In the early 20th century, the Mexico was one of the few stable and growing nations in Latin America. Its Mexican Peso currency was also relatively stable. Banknotes from the AA series issued from 1936-1943 were printed by the American Bank Note Company. However, 1969 brought a newly designed series of Mexican Peso banknotes printed by Banco De Mexico for the upcoming decade. These new banknotes ranged in denominations from 5 Pesos – 1,000 Pesos. They featured designs dedicated to national heroes, art, and ancient Mesoamerican artifacts. Read along to learn about the Mexico Hyperinflation Series Banknotes.
However unbeknownst to anyone, a decade later, economic mismanagement, the 1979 energy crisis tied to the Iranian Revolution and the Iran / Iraq war of 1980 would destroy the Mexican economy and plunge the country into a recession. Rising inflation would force larger denomination banknotes to be printed. 1980 brought with it new A series banknote family. In continuation from the previous AA series, these ranged in denominations from $2,000 Pesos as the lowest while the largest denomination, 100,000 Pesos was issued in 1991. However, it wasn’t until 1993 when the old denominations had 3 zeros removed and were replaced by a new banknote series (B Series) and Mexico would experience some relief. We’ll use the rest of this post to go over these Mexican hyperinflation banknotes.
Mexico Hyperinflation Series Banknotes
Mexico 2,000 Pesos, 1989. This is the lowest denomination of the A Series (1980). It features a combination of green, brown, and black. Its obverse features Mexican writer, Justo Sierra and artist Juan O’Gorman’s mural Historical Representation of Culture in the Central Library of the National Autonomous University of Mexico. The reverse depicts the bank seal and a guilloche overprint. It also shows the 19th-century courtyard with a colonnade and the equestrian statue of Carlos IV at the University of Mexico.
Mexico 20,000 Pesos, 1989. This is the 3rd largest denomination in the A Series (1980).

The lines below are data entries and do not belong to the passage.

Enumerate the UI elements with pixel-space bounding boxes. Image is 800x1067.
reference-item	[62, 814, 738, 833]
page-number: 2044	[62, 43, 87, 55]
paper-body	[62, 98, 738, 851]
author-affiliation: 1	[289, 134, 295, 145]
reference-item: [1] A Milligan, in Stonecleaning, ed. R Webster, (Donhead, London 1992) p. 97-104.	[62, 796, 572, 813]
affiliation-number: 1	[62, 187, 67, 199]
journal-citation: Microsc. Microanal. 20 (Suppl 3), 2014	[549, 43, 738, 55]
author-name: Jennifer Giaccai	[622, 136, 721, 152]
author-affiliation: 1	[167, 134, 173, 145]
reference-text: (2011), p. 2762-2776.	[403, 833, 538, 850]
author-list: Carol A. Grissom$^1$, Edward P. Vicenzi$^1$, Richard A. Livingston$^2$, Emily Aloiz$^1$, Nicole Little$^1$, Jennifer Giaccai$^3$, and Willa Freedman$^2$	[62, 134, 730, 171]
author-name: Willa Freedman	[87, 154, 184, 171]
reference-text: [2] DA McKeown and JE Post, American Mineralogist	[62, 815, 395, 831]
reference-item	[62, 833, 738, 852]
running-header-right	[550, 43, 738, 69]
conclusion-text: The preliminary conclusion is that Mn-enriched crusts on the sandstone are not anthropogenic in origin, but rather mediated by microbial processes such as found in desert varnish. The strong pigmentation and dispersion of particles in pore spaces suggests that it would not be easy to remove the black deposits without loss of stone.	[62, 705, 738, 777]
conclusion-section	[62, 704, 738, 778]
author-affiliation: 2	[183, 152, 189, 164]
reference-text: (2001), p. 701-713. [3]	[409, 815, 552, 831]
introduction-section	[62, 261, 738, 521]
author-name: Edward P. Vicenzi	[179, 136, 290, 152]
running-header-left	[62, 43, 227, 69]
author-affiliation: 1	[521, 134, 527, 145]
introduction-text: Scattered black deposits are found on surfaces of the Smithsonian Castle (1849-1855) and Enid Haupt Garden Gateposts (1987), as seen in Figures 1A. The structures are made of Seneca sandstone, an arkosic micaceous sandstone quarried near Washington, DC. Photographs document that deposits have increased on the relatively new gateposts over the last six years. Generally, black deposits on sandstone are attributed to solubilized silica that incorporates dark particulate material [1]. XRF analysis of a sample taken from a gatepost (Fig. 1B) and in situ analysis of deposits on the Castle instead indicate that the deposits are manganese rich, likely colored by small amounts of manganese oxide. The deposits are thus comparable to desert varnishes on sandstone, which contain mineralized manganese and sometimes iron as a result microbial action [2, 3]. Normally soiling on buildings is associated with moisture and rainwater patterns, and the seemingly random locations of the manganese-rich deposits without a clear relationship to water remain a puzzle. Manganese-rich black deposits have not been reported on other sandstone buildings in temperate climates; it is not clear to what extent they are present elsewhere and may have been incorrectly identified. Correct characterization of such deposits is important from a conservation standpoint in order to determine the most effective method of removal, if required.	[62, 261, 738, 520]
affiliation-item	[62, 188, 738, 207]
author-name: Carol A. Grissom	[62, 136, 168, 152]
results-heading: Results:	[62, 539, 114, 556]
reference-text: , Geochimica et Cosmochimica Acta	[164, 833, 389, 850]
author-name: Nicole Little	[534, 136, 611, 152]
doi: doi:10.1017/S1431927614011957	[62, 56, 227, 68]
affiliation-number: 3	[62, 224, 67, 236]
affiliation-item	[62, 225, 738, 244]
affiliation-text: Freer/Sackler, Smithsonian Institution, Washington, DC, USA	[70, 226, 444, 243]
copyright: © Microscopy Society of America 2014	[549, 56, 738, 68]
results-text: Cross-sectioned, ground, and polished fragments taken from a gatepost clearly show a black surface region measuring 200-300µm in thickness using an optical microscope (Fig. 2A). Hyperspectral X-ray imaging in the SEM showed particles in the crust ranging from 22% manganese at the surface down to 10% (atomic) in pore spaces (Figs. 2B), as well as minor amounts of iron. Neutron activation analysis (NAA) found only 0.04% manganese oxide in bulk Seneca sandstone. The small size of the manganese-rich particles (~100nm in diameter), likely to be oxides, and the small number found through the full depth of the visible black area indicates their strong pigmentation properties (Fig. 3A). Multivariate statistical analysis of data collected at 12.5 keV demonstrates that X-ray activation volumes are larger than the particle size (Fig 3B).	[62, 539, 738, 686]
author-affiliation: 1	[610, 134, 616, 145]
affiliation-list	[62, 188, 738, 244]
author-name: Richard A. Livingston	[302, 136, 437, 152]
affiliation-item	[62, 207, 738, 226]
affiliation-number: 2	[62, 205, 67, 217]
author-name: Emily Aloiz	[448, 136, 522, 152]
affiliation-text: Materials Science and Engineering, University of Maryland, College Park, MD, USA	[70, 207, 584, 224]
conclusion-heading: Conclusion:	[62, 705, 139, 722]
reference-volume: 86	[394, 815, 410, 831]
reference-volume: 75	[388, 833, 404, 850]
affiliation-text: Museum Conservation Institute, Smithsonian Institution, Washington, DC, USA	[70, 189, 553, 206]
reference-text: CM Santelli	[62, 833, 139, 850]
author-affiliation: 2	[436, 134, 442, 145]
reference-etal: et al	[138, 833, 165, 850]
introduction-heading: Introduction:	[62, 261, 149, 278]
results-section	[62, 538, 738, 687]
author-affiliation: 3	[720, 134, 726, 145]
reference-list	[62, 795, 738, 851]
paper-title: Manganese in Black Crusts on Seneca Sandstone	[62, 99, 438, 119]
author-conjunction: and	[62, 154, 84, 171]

It’s colored in blue, black, purple, and red and its obverse side a view of the Tulum temple, and a portrait of Don Andres Quintana Roo, a Mexican lawyer who served as a member of the Congress of Chilpancingo which drafted the Mexican Declaration of Independence in 1813. Its reverse side contains Spanish text, a bank guilloche, the bank seal, the Mural of Bonampak, Mayan musicians, and the Lintel of Yaxchilan (Dintel de Yaxchilan), a Mayan stone carving from Chiapas.
The second largest denomination of the A Series is the Mexico 50,000 Pesos, 1990. It has hints of black, purple, and brown. Its obverse features a stylized image of a Cuauhtemoc bird glyph and Cuauhtemoc who was an Aztec emperor. The note’s reverse depicts a bank guilloche, the bank seal, an unknown object, and a Spaniard in armor fighting an Aztec in a bird costume, from the painting by Jorge Gonzalez Camarena “La Fusion de dos Culturas (Melting of Two Cultures) in Chapultepec castle.
Finally the largest denomination printed by Mexico in the last century is the Mexico 100,000 Pesos Banknote, 1991. It’s colored in reddish-brown, blue, and black colors. Its obverse side features the 40th Mexican President Plutarco Elias Calles and the Banco de Mexico building in Mexico City. Its reverse side contains Spanish text, the bank seal, a bank guilloche, organ pipe cacti in Sonora, a mountain and a lake, and a head of a desert mule deer. It has been demonetized since the 1990’s. Did you know about these hyperinflation series Mexican Peso banknotes?